Economic Impact of Imperialism in India Essay Example | Topics and Well Written Essays - 1750 words

Economic Impact of Imperialism in India - Essay warningBritain applied the most complex methods to abuse Indias vast rich frugal reserves. 200 years later of the British control Indias economic set up was completely shattered. India in 1947 was a picture of economic underdevelopment with hunger, poverty low national income etc.Indian agriculture had been cared for by the East India Company. This was chiefly because the major generators of state income were land revenue. Apart from this, the British organisation wanted to make India as its plain base. Since agricultural produce from India could make available cheap raw materials to industrial England. The Company tried a variant of experiments to make the most of the land revenue by falling back to the technique of domination and downsizing of the peasants. The dust of farming and aggregation land revenue became obsolete. Cornwallis introduced the Permanent Settlement which is nothing but a system of collecting land Revenue in Bengal, Bihar, and Orissa in the year 1793. Following decision makers brought in the Ryotwari system in the Bombay Presidency and it was introduced in most parts of the Madras Presidency.

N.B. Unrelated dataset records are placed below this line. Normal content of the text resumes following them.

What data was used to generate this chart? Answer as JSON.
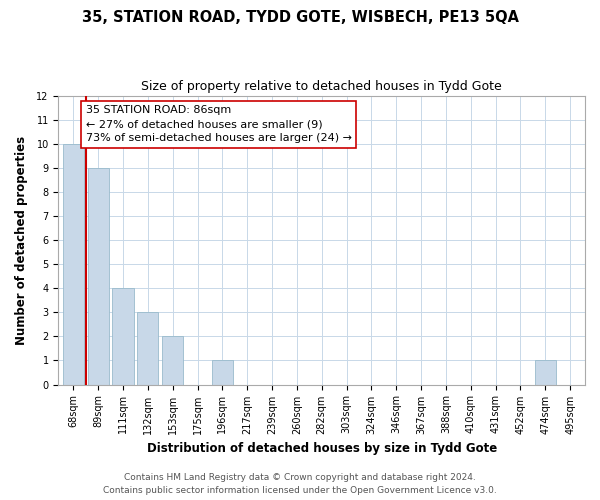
{
  "title": "35, STATION ROAD, TYDD GOTE, WISBECH, PE13 5QA",
  "subtitle": "Size of property relative to detached houses in Tydd Gote",
  "xlabel": "Distribution of detached houses by size in Tydd Gote",
  "ylabel": "Number of detached properties",
  "bins": [
    "68sqm",
    "89sqm",
    "111sqm",
    "132sqm",
    "153sqm",
    "175sqm",
    "196sqm",
    "217sqm",
    "239sqm",
    "260sqm",
    "282sqm",
    "303sqm",
    "324sqm",
    "346sqm",
    "367sqm",
    "388sqm",
    "410sqm",
    "431sqm",
    "452sqm",
    "474sqm",
    "495sqm"
  ],
  "values": [
    10,
    9,
    4,
    3,
    2,
    0,
    1,
    0,
    0,
    0,
    0,
    0,
    0,
    0,
    0,
    0,
    0,
    0,
    0,
    1,
    0
  ],
  "bar_color": "#c8d8e8",
  "bar_edge_color": "#99bbcc",
  "vline_x": 0.5,
  "vline_color": "#cc0000",
  "annotation_title": "35 STATION ROAD: 86sqm",
  "annotation_line1": "← 27% of detached houses are smaller (9)",
  "annotation_line2": "73% of semi-detached houses are larger (24) →",
  "annotation_box_facecolor": "#ffffff",
  "annotation_box_edgecolor": "#cc0000",
  "ylim": [
    0,
    12
  ],
  "yticks": [
    0,
    1,
    2,
    3,
    4,
    5,
    6,
    7,
    8,
    9,
    10,
    11,
    12
  ],
  "footer1": "Contains HM Land Registry data © Crown copyright and database right 2024.",
  "footer2": "Contains public sector information licensed under the Open Government Licence v3.0.",
  "background_color": "#ffffff",
  "grid_color": "#c8d8e8",
  "title_fontsize": 10.5,
  "subtitle_fontsize": 9,
  "axis_label_fontsize": 8.5,
  "tick_fontsize": 7,
  "annotation_fontsize": 8,
  "footer_fontsize": 6.5
}
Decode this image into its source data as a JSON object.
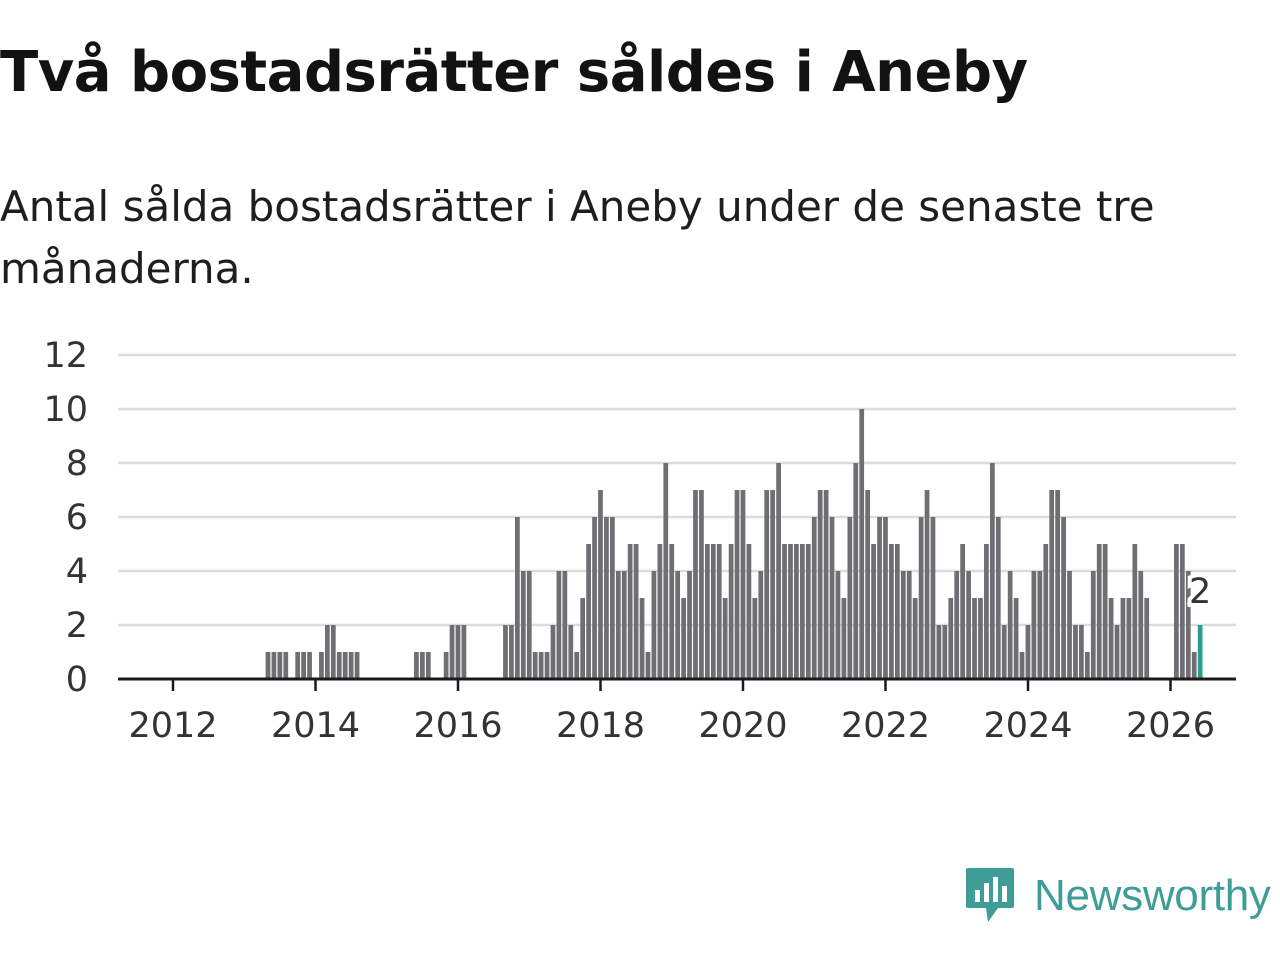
{
  "title": "Två bostadsrätter såldes i Aneby",
  "subtitle": "Antal sålda bostadsrätter i Aneby under de senaste tre månaderna.",
  "logo": {
    "text": "Newsworthy",
    "icon": "newsworthy-chart-icon",
    "color": "#3f9d97"
  },
  "colors": {
    "bar": "#6e6e73",
    "highlight": "#2a9d8f",
    "grid": "#dcdcdc",
    "axis": "#1a1a1a"
  },
  "chart_data": {
    "type": "bar",
    "title": "Två bostadsrätter såldes i Aneby",
    "xlabel": "",
    "ylabel": "",
    "ylim": [
      0,
      12
    ],
    "yticks": [
      0,
      2,
      4,
      6,
      8,
      10,
      12
    ],
    "xticks": [
      2012,
      2014,
      2016,
      2018,
      2020,
      2022,
      2024,
      2026
    ],
    "x_start": 2011.25,
    "x_step": 0.08333,
    "grid": true,
    "series": [
      {
        "name": "Antal sålda bostadsrätter",
        "values": [
          0,
          0,
          0,
          0,
          0,
          0,
          0,
          0,
          0,
          0,
          0,
          0,
          0,
          0,
          0,
          0,
          0,
          0,
          0,
          0,
          0,
          0,
          0,
          0,
          0,
          1,
          1,
          1,
          1,
          0,
          1,
          1,
          1,
          0,
          1,
          2,
          2,
          1,
          1,
          1,
          1,
          0,
          0,
          0,
          0,
          0,
          0,
          0,
          0,
          0,
          1,
          1,
          1,
          0,
          0,
          1,
          2,
          2,
          2,
          0,
          0,
          0,
          0,
          0,
          0,
          2,
          2,
          6,
          4,
          4,
          1,
          1,
          1,
          2,
          4,
          4,
          2,
          1,
          3,
          5,
          6,
          7,
          6,
          6,
          4,
          4,
          5,
          5,
          3,
          1,
          4,
          5,
          8,
          5,
          4,
          3,
          4,
          7,
          7,
          5,
          5,
          5,
          3,
          5,
          7,
          7,
          5,
          3,
          4,
          7,
          7,
          8,
          5,
          5,
          5,
          5,
          5,
          6,
          7,
          7,
          6,
          4,
          3,
          6,
          8,
          10,
          7,
          5,
          6,
          6,
          5,
          5,
          4,
          4,
          3,
          6,
          7,
          6,
          2,
          2,
          3,
          4,
          5,
          4,
          3,
          3,
          5,
          8,
          6,
          2,
          4,
          3,
          1,
          2,
          4,
          4,
          5,
          7,
          7,
          6,
          4,
          2,
          2,
          1,
          4,
          5,
          5,
          3,
          2,
          3,
          3,
          5,
          4,
          3,
          0,
          0,
          0,
          0,
          5,
          5,
          4,
          1,
          2
        ]
      }
    ],
    "highlight": {
      "index": 182,
      "label": "2"
    }
  }
}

The Mahalwari system showed exceedingly ravaging in the part of Uttar Pradesh. The Zamindary system promoted absentee landlordism. It finally produced a host of mediators between the state and the cultivator. This complex system of land revenue created a group of moneylenders. These money lenders, in turn, oppressed the pitiful peasants by lending them at high interests. The poor cultivators could not repay those high interests and finally submitted their lands to those moneylenders. As a result, famine was the common feature of the time.Indian industries bore maximum atrocities under the British domination. The authority and wide-ranging sale of the Indian handicraft in Europe was aimed at the commercial interests of the Company. The Whig governments during the early years of the 18th century enforced heavy duties on Indians textiles imports in Britain. At the end of the Napoleonic wars, the Indian markets were opened to the British for free trade. The British government was now allowed for British machine-made goods to be poured in India duty-free or at minimum exist only. A policy of one-way free trade was also introduced in India which made the Indian handicrafts doze off its market. This brought about a great wretchedness to a key section of Indian population.

No comments:

Post a Comment

Note: Only a member of this blog may post a comment.